As Erika Rickard noted, the access to justice gap involves not a shortage of attorneys, but rather, a challenge in connecting skilled, service-minded attorneys to needy clients. There are numerous lawyers who are willing and able to do their part to improve access to justice, but their emotional and intellectual capital is wasted if we cannot adequately connect them to the growing client population in need of their help.

With UniCourt, lawyers looking for clients in need of free or affordable access to legal services can search for self-represented parties who are defendants in landlord-tenant cases, collections matters, family disputes, and more.
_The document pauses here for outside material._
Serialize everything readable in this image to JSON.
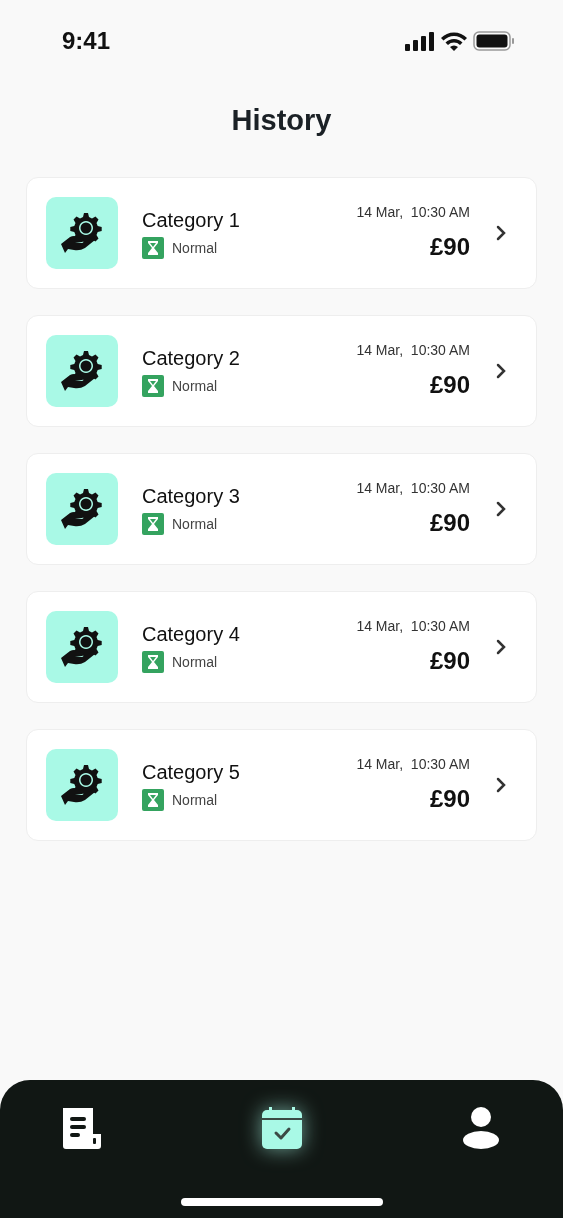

Using UniCourt’s party type search filters, along with case type and jurisdiction filters, lawyers can quickly narrow from tens of thousands of cases in their state, to the most relevant cases at their local courthouse where self-represented litigants are wading through legal issues on their own.

Now imagine this a scale. Legal aid organizations can leverage UniCourt to automate the process of finding and assisting self-represented litigants, by scheduling automated searches on a daily, weekly, or monthly basis to find all pro se parties for specific case types the organizations have mandates to handle. Taking this one step further, if these legal aid organizations have a matter management system, they could also utilize UniCourt’s Legal Data APIs to directly input case information into their systems and receive notifications when new cases fit their criteria. Moreover, if these legal aid organizations have an active registry of pro bono attorneys broken down by practice area, they could then automatically assign new cases to attorneys with the requisite expertise.

UniCourt’s Mission

At UniCourt, we are dedicated to making court records organized, accessible, and useful. We are committed to connecting attorneys, businesses, and consumers to the records they need and enable them to tap into the mountain of court data generated everyday. To that end, we welcome partnerships with nonprofits, state, local, and nationwide legal aid organizations, law school clinics, and others interested closing the access to justice gap.